Text of statute as originally enacted

= Gin Act 1751 =

Act of the Parliament of Great Britain

The Sale of Spirits Act 1750 (24 Geo. 2. c. 40) (commonly known as the Gin Act 1751) was an act of the Parliament of Great Britain which was enacted in order to reduce the consumption of gin and other distilled spirits, a popular pastime that was regarded as one of the primary causes of crime in London. By prohibiting gin distillers from selling to unlicensed merchants and increasing fees charged to merchants, it eliminated small gin shops, thereby restricting the distribution of gin to larger distillers and retailers in the Kingdom of Great Britain.

== History ==
First imported from the Netherlands in the 1690s, gin began to rival beer as the most popular drink in the Kingdom of England. In 1689, the English government opened the distilling trade to all English people who paid certain taxes. Over the next sixty years, however, the government regulated the sale of gin with inconsistent taxation policy. The ready availability and low cost of gin led to a massive rise in alcohol consumption in England, which became historically known as the "Gin Craze"; by the 1730s, consumption in London had risen to the equivalent of 2 pints (1.1 litres) per week per Londoner.

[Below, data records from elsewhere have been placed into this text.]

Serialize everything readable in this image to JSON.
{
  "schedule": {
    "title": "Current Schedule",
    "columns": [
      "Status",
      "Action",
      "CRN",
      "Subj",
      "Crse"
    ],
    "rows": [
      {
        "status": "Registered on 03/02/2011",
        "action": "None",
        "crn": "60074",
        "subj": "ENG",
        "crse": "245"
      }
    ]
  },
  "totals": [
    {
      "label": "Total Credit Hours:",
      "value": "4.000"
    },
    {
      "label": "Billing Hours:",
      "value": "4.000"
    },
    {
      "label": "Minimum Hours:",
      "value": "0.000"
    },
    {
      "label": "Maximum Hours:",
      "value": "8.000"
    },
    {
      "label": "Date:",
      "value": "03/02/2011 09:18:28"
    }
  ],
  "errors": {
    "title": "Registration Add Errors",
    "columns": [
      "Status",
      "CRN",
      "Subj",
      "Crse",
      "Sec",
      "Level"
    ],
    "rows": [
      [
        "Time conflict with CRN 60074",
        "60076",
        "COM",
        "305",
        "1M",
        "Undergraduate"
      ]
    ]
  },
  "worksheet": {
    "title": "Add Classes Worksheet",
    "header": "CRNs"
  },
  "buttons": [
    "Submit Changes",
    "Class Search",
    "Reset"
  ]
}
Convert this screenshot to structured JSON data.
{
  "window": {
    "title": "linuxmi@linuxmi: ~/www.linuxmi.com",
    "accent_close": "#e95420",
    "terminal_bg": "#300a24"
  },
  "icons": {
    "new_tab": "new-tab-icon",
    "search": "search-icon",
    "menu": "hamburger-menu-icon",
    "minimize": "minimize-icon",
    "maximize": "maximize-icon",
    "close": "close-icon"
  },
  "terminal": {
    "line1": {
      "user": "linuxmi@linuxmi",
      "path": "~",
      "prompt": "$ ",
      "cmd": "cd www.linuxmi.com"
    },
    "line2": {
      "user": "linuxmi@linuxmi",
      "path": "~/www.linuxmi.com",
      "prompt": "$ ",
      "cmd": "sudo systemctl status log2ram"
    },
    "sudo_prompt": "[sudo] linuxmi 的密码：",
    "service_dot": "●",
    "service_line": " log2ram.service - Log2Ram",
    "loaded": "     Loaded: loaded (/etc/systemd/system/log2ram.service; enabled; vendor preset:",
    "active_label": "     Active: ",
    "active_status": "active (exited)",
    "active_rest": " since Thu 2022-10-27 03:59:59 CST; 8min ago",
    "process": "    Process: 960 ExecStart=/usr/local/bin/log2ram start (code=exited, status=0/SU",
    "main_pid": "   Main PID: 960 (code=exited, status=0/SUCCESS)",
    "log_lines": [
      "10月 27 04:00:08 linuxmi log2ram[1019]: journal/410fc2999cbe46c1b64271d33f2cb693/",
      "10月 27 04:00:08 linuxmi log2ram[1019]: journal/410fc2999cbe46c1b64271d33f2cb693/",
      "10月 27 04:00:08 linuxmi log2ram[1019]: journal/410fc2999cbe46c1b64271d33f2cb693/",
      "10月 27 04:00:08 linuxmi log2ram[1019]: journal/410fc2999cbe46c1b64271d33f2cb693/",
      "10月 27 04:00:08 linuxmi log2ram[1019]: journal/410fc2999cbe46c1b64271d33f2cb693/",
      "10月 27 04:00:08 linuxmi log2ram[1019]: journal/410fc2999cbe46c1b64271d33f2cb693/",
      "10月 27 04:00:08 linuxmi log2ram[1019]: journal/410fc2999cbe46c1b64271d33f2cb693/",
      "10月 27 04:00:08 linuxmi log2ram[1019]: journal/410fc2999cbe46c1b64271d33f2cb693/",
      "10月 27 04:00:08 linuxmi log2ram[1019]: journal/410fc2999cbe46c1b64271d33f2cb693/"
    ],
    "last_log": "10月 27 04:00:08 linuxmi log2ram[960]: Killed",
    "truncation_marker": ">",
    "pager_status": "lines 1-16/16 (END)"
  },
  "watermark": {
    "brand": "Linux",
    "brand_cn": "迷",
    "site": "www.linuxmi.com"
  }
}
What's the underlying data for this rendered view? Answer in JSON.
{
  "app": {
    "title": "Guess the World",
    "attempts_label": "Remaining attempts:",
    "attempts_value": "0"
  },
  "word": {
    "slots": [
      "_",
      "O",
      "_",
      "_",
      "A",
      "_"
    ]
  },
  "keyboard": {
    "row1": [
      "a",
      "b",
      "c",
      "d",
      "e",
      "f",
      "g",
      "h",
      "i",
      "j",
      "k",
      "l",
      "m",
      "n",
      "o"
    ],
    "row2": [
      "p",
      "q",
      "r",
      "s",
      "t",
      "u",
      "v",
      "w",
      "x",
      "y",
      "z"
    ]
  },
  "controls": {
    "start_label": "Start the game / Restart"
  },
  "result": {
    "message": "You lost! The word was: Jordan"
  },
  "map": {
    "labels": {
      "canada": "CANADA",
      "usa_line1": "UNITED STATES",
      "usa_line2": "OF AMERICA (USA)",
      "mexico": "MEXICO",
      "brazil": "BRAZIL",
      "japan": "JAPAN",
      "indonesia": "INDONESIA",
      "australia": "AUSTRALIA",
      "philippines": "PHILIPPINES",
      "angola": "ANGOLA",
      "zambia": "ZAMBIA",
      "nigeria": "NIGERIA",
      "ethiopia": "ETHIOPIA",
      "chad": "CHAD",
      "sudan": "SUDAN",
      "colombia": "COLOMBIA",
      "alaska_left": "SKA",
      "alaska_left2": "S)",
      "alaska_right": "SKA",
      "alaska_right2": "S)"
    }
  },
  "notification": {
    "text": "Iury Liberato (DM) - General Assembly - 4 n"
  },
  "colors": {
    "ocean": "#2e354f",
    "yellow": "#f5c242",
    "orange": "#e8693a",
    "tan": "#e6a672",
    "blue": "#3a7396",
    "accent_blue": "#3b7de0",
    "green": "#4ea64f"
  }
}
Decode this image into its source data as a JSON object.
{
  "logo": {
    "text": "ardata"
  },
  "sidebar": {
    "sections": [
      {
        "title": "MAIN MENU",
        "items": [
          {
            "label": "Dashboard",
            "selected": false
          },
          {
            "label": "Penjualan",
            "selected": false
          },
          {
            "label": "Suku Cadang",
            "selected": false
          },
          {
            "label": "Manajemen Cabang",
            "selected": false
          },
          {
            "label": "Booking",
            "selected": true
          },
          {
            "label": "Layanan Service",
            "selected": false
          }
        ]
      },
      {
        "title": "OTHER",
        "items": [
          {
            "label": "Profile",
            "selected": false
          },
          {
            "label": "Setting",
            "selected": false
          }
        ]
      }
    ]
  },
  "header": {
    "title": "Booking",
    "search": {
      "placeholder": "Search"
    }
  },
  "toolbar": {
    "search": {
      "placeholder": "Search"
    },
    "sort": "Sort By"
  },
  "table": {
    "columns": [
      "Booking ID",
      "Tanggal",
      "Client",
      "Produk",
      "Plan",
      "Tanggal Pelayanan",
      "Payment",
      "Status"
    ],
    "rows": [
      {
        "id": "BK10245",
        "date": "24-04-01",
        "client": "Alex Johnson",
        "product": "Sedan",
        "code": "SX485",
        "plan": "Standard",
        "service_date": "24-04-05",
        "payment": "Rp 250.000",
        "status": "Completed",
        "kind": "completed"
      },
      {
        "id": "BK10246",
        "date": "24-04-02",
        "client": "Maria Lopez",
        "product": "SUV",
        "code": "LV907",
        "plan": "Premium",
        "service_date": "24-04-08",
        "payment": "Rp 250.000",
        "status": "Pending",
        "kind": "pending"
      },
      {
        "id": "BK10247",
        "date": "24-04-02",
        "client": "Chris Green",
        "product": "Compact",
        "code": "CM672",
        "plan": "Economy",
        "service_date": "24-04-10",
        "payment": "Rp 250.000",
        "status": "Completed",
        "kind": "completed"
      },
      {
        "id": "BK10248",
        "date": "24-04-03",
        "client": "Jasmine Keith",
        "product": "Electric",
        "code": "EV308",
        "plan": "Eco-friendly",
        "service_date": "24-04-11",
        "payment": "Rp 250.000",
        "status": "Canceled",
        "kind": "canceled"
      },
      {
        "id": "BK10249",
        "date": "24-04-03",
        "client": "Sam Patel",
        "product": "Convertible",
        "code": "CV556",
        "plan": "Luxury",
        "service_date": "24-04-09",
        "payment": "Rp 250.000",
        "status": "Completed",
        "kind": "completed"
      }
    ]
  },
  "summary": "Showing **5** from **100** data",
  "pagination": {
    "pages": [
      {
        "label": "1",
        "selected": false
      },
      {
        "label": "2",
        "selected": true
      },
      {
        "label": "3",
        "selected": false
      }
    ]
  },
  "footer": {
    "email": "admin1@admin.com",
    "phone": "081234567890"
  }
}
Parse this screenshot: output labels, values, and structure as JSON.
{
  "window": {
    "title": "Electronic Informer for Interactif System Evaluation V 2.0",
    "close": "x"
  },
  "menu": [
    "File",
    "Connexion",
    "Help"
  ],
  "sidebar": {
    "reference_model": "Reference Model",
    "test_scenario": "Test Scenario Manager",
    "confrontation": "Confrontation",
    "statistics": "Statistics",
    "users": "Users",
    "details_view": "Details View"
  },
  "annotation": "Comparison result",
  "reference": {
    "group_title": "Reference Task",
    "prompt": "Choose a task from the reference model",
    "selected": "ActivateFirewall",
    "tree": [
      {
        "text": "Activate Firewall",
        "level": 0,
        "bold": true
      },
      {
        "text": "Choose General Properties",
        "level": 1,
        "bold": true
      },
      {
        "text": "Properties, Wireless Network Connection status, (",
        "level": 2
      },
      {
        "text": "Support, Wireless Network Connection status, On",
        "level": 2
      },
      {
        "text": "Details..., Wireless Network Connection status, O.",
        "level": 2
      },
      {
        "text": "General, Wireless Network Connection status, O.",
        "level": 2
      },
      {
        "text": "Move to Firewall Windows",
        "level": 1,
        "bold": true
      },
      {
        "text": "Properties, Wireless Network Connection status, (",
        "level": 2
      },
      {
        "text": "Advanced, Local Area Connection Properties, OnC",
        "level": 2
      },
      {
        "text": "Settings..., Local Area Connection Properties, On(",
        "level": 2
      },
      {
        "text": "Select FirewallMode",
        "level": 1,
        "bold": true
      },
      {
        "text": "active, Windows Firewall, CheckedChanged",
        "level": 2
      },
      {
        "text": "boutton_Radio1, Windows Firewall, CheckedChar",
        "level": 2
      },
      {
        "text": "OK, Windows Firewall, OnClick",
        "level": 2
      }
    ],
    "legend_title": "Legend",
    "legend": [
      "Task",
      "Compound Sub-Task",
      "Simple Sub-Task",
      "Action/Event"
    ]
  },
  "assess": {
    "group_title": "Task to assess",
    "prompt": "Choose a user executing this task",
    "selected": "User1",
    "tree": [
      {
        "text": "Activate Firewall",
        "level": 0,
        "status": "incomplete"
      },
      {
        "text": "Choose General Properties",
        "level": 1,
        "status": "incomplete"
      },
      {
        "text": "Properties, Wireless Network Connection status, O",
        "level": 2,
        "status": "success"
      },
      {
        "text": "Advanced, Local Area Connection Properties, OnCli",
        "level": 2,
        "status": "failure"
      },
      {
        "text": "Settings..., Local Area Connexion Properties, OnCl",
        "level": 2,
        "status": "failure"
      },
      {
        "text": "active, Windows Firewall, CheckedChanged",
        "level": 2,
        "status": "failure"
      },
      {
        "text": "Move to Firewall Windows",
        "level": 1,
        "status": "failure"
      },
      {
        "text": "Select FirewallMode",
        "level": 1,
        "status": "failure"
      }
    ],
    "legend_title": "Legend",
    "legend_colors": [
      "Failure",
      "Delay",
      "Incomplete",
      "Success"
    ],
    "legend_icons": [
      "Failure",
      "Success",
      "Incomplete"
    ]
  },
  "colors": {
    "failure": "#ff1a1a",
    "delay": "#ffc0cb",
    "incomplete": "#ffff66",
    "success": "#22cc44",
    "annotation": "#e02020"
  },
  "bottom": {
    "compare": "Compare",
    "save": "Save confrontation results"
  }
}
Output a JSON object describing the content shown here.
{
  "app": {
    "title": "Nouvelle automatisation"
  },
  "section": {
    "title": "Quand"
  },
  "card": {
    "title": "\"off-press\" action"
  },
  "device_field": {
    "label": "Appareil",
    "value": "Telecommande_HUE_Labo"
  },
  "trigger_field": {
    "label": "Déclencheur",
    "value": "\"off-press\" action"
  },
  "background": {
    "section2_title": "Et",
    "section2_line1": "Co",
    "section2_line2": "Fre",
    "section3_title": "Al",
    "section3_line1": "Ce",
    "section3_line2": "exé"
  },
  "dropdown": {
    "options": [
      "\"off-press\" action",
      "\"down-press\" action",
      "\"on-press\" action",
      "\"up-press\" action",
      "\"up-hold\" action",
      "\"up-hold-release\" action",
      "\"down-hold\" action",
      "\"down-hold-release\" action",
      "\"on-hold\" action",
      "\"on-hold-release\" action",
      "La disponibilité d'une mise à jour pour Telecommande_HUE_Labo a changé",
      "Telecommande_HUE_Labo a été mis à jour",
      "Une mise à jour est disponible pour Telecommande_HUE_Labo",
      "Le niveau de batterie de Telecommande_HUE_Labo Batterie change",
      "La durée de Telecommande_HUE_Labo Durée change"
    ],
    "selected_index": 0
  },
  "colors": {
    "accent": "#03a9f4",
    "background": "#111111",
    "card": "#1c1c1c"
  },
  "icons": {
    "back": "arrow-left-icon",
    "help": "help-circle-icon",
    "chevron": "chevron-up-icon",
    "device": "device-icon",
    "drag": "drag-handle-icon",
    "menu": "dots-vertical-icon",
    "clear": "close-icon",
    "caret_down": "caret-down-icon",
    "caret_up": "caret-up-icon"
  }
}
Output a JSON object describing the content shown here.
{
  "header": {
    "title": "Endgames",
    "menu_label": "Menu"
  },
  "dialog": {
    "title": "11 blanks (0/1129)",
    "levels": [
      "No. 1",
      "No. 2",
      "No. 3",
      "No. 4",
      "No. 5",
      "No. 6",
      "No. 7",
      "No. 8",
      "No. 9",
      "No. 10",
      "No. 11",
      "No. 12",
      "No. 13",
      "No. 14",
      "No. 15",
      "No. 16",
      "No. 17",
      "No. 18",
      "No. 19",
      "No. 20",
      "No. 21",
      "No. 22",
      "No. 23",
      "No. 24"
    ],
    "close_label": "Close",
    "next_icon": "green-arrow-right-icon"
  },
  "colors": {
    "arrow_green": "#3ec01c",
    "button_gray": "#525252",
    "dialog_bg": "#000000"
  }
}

Politicians and religious leaders argued that gin drinking encouraged laziness and criminal behaviour. Parliament passed the Taxation (No. 2) Act 1728 (2 Geo. 2. c. 17) which increased the retail tax to 5 shillings per gallon. With the Gin Act 1736 (9 Geo. 2. c. 23) the government imposed a high license fee for gin retailers and a 20 shillings retail tax per gallon. These actions were unpopular with the working-classes and resulted in riots in London in 1743. The license fee and tax were lowered significantly within a few years.

== Provisions ==
The act prohibited gin distillers from selling to unlicensed merchants, restricted retail licenses to substantial property holders and charged high fees to those merchants eligible for retail licenses. To offer the masses another invigorating (and non-alcoholic) beverage the import of tea was also encouraged. Also, men were encouraged to drink beer.

== Subsequent developments ==
So much of the act "as relates to the Fees of Justices Clerks" was repealed by section 30 of the Alehouse Act 1828 (9 Geo. 4. c. 61), which came into force on 10 October 1828.

The whole act was repealed by section 34(1) of, and schedule 2 to, the Administration of Justice Act 1965. The Administration of Justice Act 1965 (Commencement No. 1) Order 1965 (SI 1965/706) provided that this repeal would take effect on 27 April 1965.